One such expert, Bloomberg ETF analyst Eric Balchunas, has consecutively lowered his estimates of the chances that a spot ether ETF will be approved from 70% to a mere 25%, a factor that may have contributed to lower ETH prices since mid-March.

Decentralized prediction markets such as Polymarket paint an even bleaker picture, forecasting a paltry 18% probability of an SEC approval. And Jan van Eck, CEO of investment management firm, VanEck, which was the first company to apply for a spot ether ETF with the SEC, recently admitted that it was unlikely VanEck’s application would be approved by the SEC’s final deadline of May 23. 

With the consensus being that the SEC will reject all spot ether ETF applications next month, many are wondering how the rejections will impact ether’s price, as well as that of other cryptocurrencies.  

“At this stage I think the rejection is priced in, basically no one is expecting an approval right now,” Lark Davis, an entrepreneur and crypto investor with over a million followers on X, told Unchained. “There could still be some volatility in the direct aftermath of the news, but overall, not a big deal.”

Efficient Markets

What Davis was describing is the efficient-market hypothesis – a phenomenon seen in traditional markets where current asset prices already reflect existing information. He said a similar dynamic takes place in crypto markets. This means the rejection of a spot ether ETF is unlikely to significantly affect ETH prices, but an unexpected approval will.

“Approval is the only factor that matters and will send ETH higher due to new demand vectors,” said Davis.

Jonathan Bier, chief investment officer at London-based investment management firm Farside Investors, told Unchained that he also considers the potential rejection already “priced in.” Additionally, Bier said a spot ether ETF is not as critical to the crypto ecosystem as the bitcoin spot ETF is.

“Ethereum is about DAPPs [decentralized applications], technological innovation and progress, as well as staking derivatives,” Bier explained. “Bitcoin on the other hand, is more of a financial asset, an alternative monetary system, a digital gold system, and therefore potentially more interesting for asset managers, ETF providers, and Wall Street.”

Impact on Bitcoin?

Bitcoin and ether tend to rise and fall together, with a correlation of about 62% as of April 11, according to data from analytics site PortfoliosLab (a correlation of 100% would mean they move exactly in tandem). Bitcoin and ether have market capitalizations of just under $1.25 trillion and $373 billion, respectively — comprising nearly 70% of the entire $2.4 trillion crypto market.

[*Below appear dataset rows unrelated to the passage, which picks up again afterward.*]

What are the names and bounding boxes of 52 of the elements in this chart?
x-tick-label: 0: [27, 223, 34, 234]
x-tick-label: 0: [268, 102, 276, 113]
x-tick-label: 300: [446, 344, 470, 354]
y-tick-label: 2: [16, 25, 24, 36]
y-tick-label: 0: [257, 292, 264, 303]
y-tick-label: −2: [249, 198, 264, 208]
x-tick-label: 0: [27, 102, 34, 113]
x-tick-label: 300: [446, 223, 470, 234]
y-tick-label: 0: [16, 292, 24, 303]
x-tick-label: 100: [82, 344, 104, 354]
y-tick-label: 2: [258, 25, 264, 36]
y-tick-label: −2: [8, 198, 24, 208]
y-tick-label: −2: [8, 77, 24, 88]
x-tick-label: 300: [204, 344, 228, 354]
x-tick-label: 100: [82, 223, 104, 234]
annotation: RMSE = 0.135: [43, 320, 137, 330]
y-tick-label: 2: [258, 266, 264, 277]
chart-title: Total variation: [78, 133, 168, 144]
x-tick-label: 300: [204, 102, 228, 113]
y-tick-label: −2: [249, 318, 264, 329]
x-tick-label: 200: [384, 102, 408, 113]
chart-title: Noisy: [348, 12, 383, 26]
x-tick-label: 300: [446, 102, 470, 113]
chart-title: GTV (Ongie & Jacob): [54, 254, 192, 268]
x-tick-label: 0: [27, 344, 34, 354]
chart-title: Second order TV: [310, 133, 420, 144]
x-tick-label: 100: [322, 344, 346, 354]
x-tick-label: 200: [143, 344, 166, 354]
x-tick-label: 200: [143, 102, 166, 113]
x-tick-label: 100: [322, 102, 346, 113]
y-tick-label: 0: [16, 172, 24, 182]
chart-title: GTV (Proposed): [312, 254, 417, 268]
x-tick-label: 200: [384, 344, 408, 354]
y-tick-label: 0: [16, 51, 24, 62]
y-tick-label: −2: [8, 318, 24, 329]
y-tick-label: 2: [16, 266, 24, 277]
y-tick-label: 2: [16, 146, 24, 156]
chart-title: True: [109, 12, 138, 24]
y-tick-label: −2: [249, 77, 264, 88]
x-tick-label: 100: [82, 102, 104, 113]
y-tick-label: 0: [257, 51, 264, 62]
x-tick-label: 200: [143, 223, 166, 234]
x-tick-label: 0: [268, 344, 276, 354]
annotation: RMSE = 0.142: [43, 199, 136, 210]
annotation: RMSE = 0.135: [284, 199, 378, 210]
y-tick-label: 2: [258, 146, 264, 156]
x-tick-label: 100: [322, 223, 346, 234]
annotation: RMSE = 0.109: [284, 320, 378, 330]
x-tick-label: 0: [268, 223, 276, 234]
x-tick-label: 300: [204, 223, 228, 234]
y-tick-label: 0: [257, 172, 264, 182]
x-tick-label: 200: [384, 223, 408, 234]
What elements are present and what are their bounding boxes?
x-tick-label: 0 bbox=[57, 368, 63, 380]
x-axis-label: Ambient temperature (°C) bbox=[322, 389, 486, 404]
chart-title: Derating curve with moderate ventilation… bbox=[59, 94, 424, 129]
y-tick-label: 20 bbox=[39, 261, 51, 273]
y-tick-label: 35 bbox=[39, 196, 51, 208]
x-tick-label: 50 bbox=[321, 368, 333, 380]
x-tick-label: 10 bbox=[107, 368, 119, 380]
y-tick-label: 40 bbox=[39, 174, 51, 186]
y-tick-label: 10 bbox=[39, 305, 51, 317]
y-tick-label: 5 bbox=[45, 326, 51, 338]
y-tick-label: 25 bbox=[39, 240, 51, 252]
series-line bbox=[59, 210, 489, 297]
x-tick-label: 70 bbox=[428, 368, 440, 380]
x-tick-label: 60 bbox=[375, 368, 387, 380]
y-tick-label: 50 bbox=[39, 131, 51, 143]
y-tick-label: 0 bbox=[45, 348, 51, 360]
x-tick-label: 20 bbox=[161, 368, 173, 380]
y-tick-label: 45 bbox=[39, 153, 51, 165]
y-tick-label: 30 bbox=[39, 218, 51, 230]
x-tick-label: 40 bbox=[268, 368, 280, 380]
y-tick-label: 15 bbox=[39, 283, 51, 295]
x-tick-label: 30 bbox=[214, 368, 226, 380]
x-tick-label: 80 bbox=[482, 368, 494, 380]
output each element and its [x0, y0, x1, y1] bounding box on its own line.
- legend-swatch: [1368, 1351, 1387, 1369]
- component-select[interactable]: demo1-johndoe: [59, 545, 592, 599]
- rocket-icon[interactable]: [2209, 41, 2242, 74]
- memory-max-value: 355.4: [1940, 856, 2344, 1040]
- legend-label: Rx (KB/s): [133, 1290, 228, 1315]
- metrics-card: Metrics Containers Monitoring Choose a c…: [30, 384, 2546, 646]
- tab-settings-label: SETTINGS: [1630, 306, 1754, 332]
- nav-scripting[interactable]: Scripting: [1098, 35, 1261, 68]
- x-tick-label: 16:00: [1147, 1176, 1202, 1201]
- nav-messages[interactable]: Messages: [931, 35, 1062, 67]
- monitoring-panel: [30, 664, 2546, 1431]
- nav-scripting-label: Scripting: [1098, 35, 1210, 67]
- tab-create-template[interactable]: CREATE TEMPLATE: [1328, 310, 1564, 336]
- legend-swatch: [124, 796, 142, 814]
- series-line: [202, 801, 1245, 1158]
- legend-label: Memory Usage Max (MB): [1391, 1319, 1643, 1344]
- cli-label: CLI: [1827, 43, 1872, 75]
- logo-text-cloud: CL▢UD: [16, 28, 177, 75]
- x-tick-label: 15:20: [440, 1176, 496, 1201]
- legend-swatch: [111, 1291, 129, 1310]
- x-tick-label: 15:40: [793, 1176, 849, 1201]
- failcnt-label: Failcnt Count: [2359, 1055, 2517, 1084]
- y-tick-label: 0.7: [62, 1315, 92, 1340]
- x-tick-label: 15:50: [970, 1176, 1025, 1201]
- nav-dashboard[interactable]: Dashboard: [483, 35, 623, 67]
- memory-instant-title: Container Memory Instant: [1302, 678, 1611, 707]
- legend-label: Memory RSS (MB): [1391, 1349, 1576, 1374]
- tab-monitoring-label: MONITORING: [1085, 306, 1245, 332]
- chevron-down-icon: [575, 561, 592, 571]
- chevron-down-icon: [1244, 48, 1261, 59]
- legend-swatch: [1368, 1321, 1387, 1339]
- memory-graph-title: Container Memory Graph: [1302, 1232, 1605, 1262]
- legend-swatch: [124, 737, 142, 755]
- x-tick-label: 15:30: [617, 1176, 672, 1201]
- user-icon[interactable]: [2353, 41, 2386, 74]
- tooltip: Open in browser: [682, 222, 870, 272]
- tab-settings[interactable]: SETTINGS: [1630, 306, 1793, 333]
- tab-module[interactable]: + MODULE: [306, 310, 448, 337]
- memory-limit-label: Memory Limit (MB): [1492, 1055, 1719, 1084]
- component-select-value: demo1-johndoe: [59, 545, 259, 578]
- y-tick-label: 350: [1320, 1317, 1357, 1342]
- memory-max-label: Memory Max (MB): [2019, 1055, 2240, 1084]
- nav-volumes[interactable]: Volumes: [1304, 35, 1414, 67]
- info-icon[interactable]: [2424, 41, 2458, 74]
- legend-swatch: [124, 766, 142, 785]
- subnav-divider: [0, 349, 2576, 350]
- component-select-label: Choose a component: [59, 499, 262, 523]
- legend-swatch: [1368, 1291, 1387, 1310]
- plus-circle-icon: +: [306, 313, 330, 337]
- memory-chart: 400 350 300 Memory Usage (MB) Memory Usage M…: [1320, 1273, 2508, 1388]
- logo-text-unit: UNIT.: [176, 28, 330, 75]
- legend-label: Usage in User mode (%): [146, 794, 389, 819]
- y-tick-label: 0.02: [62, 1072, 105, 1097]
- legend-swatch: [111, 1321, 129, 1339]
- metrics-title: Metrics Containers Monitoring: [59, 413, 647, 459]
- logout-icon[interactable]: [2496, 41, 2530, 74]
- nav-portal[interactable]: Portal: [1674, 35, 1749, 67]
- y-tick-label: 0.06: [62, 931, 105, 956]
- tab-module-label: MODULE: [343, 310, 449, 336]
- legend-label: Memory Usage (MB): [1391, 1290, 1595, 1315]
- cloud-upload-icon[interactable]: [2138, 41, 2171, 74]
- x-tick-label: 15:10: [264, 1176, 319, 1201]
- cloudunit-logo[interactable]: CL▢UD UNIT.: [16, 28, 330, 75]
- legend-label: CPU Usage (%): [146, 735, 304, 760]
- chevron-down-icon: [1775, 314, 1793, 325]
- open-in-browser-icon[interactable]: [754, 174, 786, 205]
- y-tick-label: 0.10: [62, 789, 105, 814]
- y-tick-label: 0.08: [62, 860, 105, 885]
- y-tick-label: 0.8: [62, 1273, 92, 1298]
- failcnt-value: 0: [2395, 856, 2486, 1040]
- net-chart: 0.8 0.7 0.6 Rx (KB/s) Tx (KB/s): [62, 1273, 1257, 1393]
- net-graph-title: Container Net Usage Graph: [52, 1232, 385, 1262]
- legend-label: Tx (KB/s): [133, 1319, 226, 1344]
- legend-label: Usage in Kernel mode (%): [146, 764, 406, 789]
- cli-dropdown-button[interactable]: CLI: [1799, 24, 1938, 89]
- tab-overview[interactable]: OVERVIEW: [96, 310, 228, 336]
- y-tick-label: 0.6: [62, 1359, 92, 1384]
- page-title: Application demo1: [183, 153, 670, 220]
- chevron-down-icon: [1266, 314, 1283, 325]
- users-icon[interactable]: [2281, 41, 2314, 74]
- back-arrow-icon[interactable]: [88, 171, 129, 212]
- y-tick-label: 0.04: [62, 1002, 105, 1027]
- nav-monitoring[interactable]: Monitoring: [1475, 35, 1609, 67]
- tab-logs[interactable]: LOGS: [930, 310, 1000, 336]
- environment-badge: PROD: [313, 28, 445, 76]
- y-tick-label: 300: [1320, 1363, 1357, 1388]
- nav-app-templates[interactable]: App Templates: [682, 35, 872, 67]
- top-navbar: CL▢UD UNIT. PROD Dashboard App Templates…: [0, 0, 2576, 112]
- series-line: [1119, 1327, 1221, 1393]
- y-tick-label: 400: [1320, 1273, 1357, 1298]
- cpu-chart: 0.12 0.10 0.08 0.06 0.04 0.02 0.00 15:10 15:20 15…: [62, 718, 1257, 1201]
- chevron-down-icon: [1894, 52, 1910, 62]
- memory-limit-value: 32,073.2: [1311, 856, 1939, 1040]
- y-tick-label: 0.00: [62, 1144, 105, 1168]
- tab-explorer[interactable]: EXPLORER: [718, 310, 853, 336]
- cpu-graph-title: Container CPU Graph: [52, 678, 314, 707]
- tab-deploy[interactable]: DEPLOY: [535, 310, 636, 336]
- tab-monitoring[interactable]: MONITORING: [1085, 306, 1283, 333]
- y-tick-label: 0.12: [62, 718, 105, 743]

Essentially, whatever happens to either cryptocurrency will likely affect the entire ecosystem, and for now, most agree that ETH will continue trading normally even if the SEC rejects the pending ETF applications.

“I don’t see a broad impact to the wider crypto market on this news,” Davis said. “Absence of an ETF for ETH is a neutral event because ETH has done just fine without one so far.” Indeed, ether is up about 45% year to date, compared to bitcoin’s 52% gain over the same period. 

However, the same experts who are bearish on a spot ether ETF approval in May predict that one will eventually be granted over the long term. The first bitcoin spot ETF application was filed in July 2013, meaning it took more than a decade for the approval to be granted.

The ether ETF approval timeline will probably be less than a decade, but it won’t be in May, and most importantly, few expect any significant decrease in the price of ETH if the SEC – as anticipated – rejects VanEck’s application on May 23.

“Ethereum is rising with the overall market and rising demand for ETH for restaking on ETH layer 2s like Base. An ETF denial does not change that,” Davis explained. “The ETF would be a big liquidity boost, or should I say will be, because we will get one eventually, just not in May.”